L’intervento si è svolto in due giornate: sabato 14 e domenica 15 agosto 2004.
La prima giornata è stata suddivisa in due parti.
Nella prima parte e’ stata trattata dal docente un’esposizione teorica, mente nella seconda sono stati formati gruppi di lavoro a cui sono stati affidati due compiti pratici da elaborare e presentare pubblicamente nella giornata successiva. I due compiti hanno riguardato la preparazione di:
La mattina della domenica è stata dedicata all’esposizione dei lavori svolti dai gruppi.
Nella parte teorica sono state introdotte le definizioni di alcuni termini chiave delle discipline pedagogiche:
PEDAGOGIA: teoria, metodi e problematiche riguardanti l’educazione.
EDUCAZIONE: integrazione sociale e trasmissione culturale mediante le quali si struttura la personalità.
In pedagogia l’educazione è “l’insieme delle iniziative individuali e collettive che tendono a orientare tale processo in modo sistematico verso obiettivi prefissati attraverso metodi storicamente determinati”.
DIDATTICA: la parte della pedagogia che elabora tecniche di insegnamento in rapporto con l’evolversi dei metodi di educazione e delle istituzioni scolastiche.
Nel campo dell’azione educativa sono stati individuati 9 aspetti:
1. ambiente educativo
2. percezione, attenzione, focalizzazione e visione laterale
3. capacità relazionali
4. direzione all’azione
5. vocazione alla leadership
6. gestione dell’energia
7. competitività
8. reazione al successo e all’insuccesso
9. trasferimento di conoscenze.Per ogni punto sono state interattivamente portate ad esempio situazioni educative inerenti la disciplina del judo e riferite agli aspetti sopra citati.
Il primo punto è stato ampiamente trattato e gli altri sono stati accennati per essere successivamente discussi ed elaborati dai singoli gruppi.
Nel primo punto (ambiente educativo) vengono prese in considerazione la progettazione e l’attivazione di un setting (luogo fisico) d’apprendimento. Se ne distinguono due tipi: uno classico e uno di laboratorio.
Nel classico, per esempio nei rapporti scolastici, ci deve essere neutralità nella relazione di scambio, far in modo che non interferisca l’elemento emozionale.
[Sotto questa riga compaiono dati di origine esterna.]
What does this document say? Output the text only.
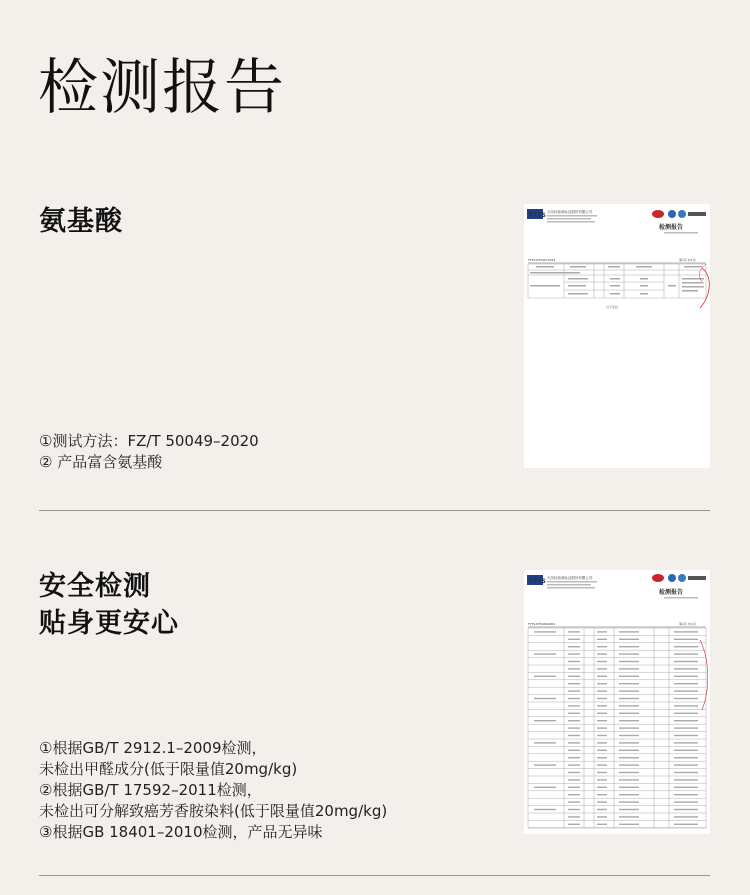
检测报告
氨基酸
①测试方法：FZ/T 50049–2020
② 产品富含氨基酸
TTTS 天纺标检测认证股份有限公司
检测报告
TTTS-RTS4072013	第1页 共1页
以下空白
安全检测
贴身更安心
①根据GB/T 2912.1–2009检测，
未检出甲醛成分(低于限量值20mg/kg)
②根据GB/T 17592–2011检测，
未检出可分解致癌芳香胺染料(低于限量值20mg/kg)
③根据GB 18401–2010检测，产品无异味
TTTS 天纺标检测认证股份有限公司
检测报告
TTTS-RTS4062001	第1页 共1页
Quello di laboratorio è visto come il luogo in cui cadono le barriere istituzionali e si crea una vera e propria “comunità d’apprendimento”. In questa comunità ogni membro porta il proprio bagaglio d’esperienza nel gruppo e un proprio stile di lavoro che deve però armonizzare con gli altri in vista del raggiungimento di un obiettivo comune. Chi aderisce a questa comunità sceglie in maniera libera questa forma di apprendimento
Nella parte pratica, durante il fuoco serale, ci siamo divisi in quattro gruppi di 7\8 persone. Avevamo 1 ora di tempo per preparare una rappresentazione teatrale della durata di 10 minuti circa e per trovare un aneddoto da leggere o raccontare in cui si elaborava il tema trattato. Ogni componente del gruppo doveva avere un ruolo.
La mattina del 15, ogni gruppo ha rappresentato davanti agli altri, al docente e al maestro Barioli le elaborazioni svolte.
Alcuni hanno realizzato i temi in chiave comico-umoristica, altri in modo più tradizionale.
Per quel che concerne gli aneddoti, due gruppi hanno inventato una storia mentre gli altri due hanno narrato un episodio realmente accaduto.
Nelle rappresentazioni teatrali, il primo gruppo ha affondato il tema “reazione al successo e all’insuccesso” inscenando attraverso delle gare di judo e al comportamento dei vari “judoka” le diverse reazioni alla vittoria e alla sconfitta, delineando una differenza tra il “judo sport” e il “judo educazione”.
Il secondo gruppo ha usato esperienze vissute in materassina per spiegare tutti i temi proposti.
Il terzo gruppo ha rappresentato “percezione. attenzione focalizzazione e visione laterale” servendosi di una comica lezione di karate, in cui sono state presentate in modo caricaturale alcune situazioni tipiche di interferenza.
L’ultimo gruppo ha rappresentato “vocazione alla leadership” con un’appendice sulla capacità di delega e questioni di fiducia mettendo in scena una storia svoltasi in un cantiere edile.